Para ulama dari aliran Ahlu-Sunnah wal jama’ah berpendapat, bahwa rezeki adalah segala
sesuatu yang bermanfaat, baik halal maupun haram, karena kalau ditilik dari segi kebahasaan
kata ar-rizq berarti ‘bagian’. Siapa yang menggunakannya dengan haram maka jadilah
bagiannya haram. Alasan berikutnya adalah firman Allah pada QS. Hud [11]: 6, ‘Wa ma min
dabbatin fil- ardhi illa ‘alallahi rizquha = (dan tidak ada satu binatang melata pun di bumi
melainkan Allahlah yang memberi rezeqinya).

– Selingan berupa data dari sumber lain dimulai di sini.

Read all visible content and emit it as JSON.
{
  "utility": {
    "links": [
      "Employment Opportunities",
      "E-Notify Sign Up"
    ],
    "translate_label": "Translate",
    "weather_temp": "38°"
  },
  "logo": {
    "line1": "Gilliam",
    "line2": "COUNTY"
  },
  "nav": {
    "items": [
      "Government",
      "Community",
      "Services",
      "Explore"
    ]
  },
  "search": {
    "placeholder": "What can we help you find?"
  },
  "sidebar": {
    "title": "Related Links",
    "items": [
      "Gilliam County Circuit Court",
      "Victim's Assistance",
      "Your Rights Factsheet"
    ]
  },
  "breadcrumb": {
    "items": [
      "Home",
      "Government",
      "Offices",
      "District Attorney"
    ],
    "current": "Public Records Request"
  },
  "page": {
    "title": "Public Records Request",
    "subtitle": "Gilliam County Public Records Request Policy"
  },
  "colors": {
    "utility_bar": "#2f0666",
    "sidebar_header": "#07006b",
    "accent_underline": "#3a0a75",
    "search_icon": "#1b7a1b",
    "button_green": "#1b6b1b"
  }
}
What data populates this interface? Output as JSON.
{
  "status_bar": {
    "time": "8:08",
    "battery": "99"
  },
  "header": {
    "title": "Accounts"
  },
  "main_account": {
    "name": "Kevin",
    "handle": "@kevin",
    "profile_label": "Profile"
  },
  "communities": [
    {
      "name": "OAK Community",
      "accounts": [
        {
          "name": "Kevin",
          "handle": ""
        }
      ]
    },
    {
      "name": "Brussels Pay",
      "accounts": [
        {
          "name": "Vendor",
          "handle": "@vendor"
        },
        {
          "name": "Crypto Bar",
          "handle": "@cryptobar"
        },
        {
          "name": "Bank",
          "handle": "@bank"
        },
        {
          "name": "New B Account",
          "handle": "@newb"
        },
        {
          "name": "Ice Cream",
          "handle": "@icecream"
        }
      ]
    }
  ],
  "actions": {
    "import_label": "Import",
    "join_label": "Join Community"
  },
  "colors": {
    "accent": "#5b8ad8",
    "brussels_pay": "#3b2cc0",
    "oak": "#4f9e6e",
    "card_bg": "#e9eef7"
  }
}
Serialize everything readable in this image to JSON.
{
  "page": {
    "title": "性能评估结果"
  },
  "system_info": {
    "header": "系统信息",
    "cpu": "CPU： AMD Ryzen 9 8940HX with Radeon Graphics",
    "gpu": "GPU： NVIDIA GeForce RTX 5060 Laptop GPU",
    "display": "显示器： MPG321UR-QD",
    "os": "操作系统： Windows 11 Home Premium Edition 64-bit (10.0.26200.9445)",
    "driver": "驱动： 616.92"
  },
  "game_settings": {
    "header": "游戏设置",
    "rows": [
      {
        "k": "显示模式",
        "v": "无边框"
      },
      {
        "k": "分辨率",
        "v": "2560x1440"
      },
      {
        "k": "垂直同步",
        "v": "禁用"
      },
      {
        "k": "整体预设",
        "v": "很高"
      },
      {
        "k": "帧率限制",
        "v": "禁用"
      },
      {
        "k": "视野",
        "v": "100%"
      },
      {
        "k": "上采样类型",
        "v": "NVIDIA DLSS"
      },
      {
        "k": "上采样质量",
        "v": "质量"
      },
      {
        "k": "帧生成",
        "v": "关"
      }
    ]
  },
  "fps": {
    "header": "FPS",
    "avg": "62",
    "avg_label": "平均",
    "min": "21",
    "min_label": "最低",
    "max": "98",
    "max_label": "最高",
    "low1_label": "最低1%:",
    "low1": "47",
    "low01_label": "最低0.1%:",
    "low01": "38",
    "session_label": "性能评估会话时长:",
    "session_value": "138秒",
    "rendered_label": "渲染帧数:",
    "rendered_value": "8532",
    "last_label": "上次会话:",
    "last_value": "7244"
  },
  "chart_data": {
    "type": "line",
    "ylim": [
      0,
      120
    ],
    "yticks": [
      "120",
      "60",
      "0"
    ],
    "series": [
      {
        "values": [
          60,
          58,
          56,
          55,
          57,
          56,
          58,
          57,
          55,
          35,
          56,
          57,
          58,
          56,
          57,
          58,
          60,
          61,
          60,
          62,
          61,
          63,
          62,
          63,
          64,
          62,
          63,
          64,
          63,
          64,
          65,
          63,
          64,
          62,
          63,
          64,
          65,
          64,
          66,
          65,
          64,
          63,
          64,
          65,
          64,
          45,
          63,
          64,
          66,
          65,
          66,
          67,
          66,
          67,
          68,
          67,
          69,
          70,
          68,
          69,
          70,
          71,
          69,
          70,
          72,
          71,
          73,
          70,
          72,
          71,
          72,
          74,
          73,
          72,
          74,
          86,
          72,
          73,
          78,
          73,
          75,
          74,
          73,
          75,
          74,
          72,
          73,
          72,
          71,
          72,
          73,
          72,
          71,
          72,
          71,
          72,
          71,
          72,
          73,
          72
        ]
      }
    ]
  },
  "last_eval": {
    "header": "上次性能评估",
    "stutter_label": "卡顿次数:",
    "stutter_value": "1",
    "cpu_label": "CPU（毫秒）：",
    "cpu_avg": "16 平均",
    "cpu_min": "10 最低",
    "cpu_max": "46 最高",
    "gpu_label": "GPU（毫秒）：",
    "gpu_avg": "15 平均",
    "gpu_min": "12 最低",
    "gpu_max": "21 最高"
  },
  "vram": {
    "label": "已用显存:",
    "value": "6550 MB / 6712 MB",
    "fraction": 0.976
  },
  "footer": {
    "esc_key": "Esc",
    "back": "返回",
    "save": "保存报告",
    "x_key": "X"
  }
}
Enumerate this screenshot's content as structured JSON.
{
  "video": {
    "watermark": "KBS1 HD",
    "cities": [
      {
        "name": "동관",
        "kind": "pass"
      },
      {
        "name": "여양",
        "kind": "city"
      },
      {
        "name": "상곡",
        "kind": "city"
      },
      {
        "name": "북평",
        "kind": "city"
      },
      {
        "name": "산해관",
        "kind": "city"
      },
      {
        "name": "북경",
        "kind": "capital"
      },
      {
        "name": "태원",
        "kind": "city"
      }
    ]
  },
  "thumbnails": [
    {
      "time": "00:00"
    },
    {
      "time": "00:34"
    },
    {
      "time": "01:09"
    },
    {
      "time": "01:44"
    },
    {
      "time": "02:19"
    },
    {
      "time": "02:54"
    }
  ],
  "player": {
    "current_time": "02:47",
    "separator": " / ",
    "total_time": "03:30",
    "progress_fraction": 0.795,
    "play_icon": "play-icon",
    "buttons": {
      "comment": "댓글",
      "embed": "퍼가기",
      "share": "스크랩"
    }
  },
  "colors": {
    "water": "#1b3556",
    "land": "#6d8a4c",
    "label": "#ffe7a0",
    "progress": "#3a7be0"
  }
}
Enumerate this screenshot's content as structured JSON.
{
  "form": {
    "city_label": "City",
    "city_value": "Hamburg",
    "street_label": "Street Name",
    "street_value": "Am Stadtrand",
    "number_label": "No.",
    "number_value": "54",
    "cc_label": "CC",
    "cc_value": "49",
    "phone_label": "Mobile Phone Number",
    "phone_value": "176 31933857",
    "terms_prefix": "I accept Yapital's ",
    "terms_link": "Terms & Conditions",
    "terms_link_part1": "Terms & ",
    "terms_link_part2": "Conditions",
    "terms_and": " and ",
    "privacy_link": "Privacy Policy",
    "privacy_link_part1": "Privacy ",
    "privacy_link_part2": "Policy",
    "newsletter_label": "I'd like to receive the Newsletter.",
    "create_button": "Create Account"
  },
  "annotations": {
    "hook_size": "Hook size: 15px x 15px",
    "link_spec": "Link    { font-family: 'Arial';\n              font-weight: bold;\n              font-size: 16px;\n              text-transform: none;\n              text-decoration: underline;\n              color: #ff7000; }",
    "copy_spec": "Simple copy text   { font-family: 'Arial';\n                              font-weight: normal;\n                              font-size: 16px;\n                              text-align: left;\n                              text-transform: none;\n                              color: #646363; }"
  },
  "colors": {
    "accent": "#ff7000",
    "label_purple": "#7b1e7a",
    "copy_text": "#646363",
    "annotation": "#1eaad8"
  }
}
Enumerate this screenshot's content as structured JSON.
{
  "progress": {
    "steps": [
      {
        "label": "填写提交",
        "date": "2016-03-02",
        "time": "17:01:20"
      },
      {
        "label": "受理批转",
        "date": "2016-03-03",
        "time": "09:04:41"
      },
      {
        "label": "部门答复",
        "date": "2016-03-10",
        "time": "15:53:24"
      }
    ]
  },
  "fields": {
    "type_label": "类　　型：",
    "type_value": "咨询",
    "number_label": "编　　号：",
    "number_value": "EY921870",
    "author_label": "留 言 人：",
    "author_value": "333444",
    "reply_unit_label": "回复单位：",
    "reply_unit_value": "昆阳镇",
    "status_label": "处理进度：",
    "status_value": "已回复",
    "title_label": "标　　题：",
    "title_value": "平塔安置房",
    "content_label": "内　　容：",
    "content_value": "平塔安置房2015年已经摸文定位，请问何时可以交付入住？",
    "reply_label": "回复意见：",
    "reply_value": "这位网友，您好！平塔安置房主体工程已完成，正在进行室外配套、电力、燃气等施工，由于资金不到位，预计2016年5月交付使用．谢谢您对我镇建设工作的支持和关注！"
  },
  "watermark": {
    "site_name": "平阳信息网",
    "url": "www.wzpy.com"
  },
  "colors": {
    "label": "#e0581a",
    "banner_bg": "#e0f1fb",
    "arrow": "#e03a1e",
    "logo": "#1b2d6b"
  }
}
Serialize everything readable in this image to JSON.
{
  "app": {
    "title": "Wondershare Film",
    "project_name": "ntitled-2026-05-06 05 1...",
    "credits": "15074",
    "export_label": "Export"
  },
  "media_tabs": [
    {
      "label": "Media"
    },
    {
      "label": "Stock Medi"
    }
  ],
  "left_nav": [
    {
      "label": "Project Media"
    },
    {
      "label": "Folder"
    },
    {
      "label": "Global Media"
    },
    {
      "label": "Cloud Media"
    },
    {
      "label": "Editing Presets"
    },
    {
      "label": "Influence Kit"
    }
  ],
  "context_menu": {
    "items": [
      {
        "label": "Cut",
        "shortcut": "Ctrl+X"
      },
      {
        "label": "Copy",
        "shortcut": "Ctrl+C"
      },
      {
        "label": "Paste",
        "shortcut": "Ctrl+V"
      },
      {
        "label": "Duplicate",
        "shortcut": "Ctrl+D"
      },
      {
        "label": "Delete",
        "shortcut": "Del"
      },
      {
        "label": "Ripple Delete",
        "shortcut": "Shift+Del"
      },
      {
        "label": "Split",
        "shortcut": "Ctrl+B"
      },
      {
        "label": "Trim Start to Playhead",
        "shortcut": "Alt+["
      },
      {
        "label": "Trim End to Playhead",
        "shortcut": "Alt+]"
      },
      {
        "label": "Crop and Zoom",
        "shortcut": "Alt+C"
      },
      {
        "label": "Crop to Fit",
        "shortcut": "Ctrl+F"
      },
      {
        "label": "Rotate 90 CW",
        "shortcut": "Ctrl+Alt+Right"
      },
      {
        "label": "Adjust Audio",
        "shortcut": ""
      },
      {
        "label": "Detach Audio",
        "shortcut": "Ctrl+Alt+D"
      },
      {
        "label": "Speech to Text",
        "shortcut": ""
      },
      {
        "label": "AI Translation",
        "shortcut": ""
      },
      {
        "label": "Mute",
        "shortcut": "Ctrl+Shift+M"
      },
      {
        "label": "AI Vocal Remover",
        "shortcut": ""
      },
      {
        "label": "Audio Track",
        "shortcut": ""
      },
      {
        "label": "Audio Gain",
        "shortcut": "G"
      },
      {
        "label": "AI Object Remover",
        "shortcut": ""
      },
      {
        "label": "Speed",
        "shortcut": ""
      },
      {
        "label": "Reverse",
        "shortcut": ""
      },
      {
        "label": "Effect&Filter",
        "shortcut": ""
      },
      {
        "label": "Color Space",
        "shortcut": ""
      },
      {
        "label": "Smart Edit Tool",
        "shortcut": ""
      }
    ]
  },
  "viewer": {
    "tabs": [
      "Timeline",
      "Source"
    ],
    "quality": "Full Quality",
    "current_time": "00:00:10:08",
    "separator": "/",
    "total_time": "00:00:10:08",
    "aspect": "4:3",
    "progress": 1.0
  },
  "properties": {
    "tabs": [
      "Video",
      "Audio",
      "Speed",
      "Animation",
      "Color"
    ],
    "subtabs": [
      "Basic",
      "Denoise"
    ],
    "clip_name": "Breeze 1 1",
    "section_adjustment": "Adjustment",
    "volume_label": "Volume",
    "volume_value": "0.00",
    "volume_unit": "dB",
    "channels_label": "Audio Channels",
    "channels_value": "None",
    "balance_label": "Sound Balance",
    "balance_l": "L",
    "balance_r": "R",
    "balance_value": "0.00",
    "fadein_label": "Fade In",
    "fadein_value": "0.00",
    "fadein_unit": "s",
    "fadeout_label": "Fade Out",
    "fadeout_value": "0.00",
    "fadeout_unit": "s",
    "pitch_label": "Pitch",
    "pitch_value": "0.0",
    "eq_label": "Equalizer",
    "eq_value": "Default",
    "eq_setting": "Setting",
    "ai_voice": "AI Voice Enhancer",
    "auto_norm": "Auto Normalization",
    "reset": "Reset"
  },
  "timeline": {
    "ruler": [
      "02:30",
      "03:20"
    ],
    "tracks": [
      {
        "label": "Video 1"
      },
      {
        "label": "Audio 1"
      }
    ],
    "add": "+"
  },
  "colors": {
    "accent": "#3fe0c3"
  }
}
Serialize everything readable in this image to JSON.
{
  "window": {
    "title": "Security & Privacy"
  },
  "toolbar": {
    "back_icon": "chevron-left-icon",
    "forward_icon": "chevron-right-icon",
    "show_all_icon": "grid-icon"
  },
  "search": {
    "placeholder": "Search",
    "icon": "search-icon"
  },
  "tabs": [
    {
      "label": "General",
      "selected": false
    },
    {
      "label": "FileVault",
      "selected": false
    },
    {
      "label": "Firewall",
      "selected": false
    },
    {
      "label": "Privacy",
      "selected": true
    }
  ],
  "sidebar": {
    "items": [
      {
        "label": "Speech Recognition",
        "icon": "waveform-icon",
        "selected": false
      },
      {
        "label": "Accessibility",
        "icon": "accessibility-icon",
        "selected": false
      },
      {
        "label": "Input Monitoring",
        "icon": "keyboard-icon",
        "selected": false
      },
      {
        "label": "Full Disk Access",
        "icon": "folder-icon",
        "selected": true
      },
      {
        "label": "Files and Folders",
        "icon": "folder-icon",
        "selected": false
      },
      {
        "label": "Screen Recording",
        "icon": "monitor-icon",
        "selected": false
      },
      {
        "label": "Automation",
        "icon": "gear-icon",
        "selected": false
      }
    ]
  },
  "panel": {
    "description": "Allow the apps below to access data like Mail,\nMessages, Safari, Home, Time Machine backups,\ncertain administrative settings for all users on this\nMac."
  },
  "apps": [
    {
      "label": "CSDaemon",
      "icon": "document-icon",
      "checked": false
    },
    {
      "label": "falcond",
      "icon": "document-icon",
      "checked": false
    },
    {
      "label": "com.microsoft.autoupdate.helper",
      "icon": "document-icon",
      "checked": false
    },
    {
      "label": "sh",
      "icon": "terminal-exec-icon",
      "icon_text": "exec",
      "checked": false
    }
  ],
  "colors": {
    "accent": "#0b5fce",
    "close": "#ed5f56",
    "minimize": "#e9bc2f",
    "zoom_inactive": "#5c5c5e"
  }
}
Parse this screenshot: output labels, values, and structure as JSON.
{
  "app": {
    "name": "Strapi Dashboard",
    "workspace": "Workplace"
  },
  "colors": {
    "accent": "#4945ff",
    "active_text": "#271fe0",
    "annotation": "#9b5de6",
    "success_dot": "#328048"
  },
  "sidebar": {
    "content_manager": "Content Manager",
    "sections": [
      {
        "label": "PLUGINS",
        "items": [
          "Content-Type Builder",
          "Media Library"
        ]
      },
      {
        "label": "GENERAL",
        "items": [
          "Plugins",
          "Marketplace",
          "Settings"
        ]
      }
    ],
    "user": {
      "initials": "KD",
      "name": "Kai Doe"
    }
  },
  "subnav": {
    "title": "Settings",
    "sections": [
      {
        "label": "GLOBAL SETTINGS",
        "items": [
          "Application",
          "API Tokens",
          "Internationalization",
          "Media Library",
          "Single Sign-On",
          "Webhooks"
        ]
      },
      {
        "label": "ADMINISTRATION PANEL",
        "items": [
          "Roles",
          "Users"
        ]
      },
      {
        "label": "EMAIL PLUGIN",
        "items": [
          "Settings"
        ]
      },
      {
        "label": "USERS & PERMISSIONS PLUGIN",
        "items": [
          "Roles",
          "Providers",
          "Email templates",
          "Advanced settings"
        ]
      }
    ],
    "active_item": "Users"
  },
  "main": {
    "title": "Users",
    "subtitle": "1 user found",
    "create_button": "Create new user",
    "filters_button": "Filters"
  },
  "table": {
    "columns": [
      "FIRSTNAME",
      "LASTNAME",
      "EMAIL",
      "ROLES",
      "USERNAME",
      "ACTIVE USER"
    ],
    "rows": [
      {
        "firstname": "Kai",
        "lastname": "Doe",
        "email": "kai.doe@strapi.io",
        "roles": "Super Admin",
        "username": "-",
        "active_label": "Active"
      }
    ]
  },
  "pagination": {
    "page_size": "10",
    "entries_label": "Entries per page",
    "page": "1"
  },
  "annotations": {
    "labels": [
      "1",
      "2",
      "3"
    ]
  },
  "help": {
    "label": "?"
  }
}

Sebaliknya aliran Mu’tazilah mengatakan, bahwa yang haram tidak disebut rezeqi, karena
kepemilikannya tidak sah. Allah tidak memberi rezeqi yang haram. Yang diberikan Allah
hanya rezeqi yang halal. Mereka mengemukakan argumentasi berdasarkan firman Allah di
dalam QS. Al-Baqarah [2]: 3, Wa mimma razaqnahum yunfiqun (dan menafkahkan sebagian
rezeqi yang telah Kami anugerahkan kepada mereka). Secara implisit ayat ini memberikan
pujian bagi yang menafkahkan rezeqi yang diberikan Allah. Kalau sekiranya yang haram
disebut juga rezeki, konsekwensinya menafkahkan yang haram juga berhak mendapat pujian.
Yang demikian itu tidak benar sama sekali. Alasan kedua, kalau yang haram disebut juga
rezeqi, boleh-boleh saja seseorang merampas dan kemudian menafkahkan rampasan itu.
Akan tetapi, hal itu tentulah ditolak. Ini menunjukkan bahwa yang haram bukanlah rezeki.
Alasan ketiga berupa firman Allah swt., (Qul ara’aitum ma anzalallahu lakum min rizqin
faja’altum minhu haraman wa halalan qul allahu adzina lakum am ‘alallahu taftarun).
Katakanla, ‘Terangkanlah kepadaku tentang rezekiyang diturunkan kepadamu, lalu kamu
jadikan sebagiannya haram dan (sebagiannya) halal”. Katakanlah, “Apakah Allah telah
memberikan izin kepadamu (tentang ini)atau kamu mengada-adakan saja terhadap Allah?”).